In the last year, gold has fallen by 23.2% compared to the dollar, a drop of $370 to $1,227/oz as of June 26, a three-year low. This is largely due to rumors of the US Federal Reserve decreasing its stimulus operations, which in turn would strengthen the US dollar, the base currency that gold trades in, meaning that billions in metal investments have been wiped out. In some cases, hedge funds have even shed gold investment due to the price drop.
Labor unrest in South Africa hurting gold companies
It should therefore come as no surprise that the biggest losers of the past year have been gold mining stocks like Barrick Gold Corporation (USA) (NYSE:ABX) and AngloGold Ashanti Limited (ADR) (NYSE:AU), which run two of South Africa’s biggest gold mines. Barrick’s share price has plunged 47.4% over the past year, with AngloGold Ashanti Limited (ADR) (NYSE:AU) falling 59.4%. This is in relation to the gold output costs being as high as $896/oz. This leaves little room for profitability for either company in South Africa, one of the biggest gold mining regions in the world.
To make matters worse, South African miners’ unions have threatened labor strikes and mine closures unless they get better base pay and improved worker conditions. For these two companies, this is a request too far because under current labor contracts, miners get paid at rates that make it nearly unprofitable already given the low price of gold.

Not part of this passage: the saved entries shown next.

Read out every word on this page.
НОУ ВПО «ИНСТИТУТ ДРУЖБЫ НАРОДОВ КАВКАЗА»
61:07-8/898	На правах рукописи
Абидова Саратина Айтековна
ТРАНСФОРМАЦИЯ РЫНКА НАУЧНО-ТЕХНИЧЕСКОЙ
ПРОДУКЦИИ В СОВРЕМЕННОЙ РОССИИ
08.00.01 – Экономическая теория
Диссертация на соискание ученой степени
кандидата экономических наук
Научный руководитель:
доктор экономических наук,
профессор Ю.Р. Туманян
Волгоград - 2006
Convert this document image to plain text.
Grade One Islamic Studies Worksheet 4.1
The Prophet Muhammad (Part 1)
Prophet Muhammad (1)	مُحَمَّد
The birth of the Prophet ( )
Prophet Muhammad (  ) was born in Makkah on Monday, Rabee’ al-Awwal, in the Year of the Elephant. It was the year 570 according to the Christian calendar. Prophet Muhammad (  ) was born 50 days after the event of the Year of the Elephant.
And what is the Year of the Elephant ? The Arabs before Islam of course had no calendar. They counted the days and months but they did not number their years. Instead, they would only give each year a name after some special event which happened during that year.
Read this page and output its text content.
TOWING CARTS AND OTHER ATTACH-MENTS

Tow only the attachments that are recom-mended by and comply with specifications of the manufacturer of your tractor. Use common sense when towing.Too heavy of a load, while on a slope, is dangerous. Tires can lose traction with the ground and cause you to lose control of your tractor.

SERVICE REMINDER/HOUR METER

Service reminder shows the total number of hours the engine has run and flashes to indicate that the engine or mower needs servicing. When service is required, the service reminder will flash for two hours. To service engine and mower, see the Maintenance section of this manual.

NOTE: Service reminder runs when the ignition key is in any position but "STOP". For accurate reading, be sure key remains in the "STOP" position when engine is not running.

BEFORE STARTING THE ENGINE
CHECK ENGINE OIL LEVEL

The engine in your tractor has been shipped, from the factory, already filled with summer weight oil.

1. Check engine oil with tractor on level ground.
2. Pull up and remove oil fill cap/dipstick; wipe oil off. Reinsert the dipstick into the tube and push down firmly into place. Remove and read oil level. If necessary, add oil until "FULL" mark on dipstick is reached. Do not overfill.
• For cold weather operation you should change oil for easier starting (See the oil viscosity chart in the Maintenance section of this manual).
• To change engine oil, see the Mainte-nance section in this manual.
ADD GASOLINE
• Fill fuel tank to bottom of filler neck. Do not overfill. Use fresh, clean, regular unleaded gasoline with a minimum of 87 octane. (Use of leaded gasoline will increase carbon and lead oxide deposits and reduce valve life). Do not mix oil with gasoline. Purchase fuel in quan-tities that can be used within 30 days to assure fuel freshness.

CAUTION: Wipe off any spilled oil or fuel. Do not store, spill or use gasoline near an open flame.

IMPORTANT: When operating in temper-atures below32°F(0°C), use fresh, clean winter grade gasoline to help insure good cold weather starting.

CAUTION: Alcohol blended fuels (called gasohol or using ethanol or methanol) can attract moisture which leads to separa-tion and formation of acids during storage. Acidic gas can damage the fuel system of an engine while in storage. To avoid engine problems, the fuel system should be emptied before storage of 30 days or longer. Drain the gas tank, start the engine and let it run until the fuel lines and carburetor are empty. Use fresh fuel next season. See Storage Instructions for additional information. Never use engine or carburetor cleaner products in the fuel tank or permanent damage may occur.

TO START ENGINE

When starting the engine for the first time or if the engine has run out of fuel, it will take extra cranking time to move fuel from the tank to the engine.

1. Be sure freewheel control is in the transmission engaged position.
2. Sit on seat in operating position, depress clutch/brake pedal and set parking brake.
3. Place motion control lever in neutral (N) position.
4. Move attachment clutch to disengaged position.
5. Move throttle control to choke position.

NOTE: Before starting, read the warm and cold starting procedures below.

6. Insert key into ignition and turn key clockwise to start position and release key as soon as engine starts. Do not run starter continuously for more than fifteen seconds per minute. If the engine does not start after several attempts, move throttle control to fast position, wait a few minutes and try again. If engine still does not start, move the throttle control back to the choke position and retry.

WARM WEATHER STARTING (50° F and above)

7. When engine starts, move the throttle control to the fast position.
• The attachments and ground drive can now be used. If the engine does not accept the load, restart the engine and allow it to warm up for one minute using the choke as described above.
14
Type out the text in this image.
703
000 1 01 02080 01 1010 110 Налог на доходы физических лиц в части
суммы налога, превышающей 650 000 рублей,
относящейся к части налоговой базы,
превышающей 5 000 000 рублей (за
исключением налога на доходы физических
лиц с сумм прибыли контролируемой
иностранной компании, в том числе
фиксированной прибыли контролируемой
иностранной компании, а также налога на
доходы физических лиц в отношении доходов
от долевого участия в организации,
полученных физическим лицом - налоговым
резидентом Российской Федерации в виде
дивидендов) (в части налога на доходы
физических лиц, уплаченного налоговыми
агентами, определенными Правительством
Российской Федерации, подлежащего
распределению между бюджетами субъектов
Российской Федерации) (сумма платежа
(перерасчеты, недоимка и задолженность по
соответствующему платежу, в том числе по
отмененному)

According to some company analysts, gold has to be $1,400/oz on the commodity market for increases in pay to be affordable, the so-called “red line”. With gold nearly $200 below that, it is incredibly difficult, putting mining companies in a bind over taking an indefinite loss of profitability or risking a mine closure.
For AngloGold Ashanti Limited (ADR) (NYSE:AU), which runs the deep Mponeng mine, this would be consequential for world gold markets as well as for the company’s continued business in the country. Barrick Gold Corporation (USA) (NYSE:ABX) would then be poised to reap the benefits as the second-biggest player in the country, despite higher costs. Either way, both companies would have to hope that the labor unrest is controlled, or if gold prices rebound.
Mexican farmers vs. Goldcorp
Meanwhile in Mexico, the biggest gold producer in terms of market value, Goldcorp Inc. (NYSE:GG), has just come out of negotiations with farmers over rented land for the Penasquito mine. The farmers demanded a yearly payment of nearly $3 million/year for the land rather than the previously agreed upon $224,000 lease that Goldcorp signed on to. The farmers’ claim was that the land was being rented for far less than those in neighboring towns were getting, while Goldcorp claimed it was a fair price and was unwilling to up the price.
Like the two companies in South Africa, Goldcorp Inc. (NYSE:GG)’s unwillingness to compromise may have a lot to do with the poor fortunes of this company. Shares for Goldcorp fell 37.5% since this time last year, and unlike South Africa, Penasquito only has about 400,000 ounces of gold down below. That means Goldcorp Inc. (NYSE:GG) has to rely on silver, tin, and copper deposits to boost its Mexican income during this bearish stretch that many in the industry hope is just temporary.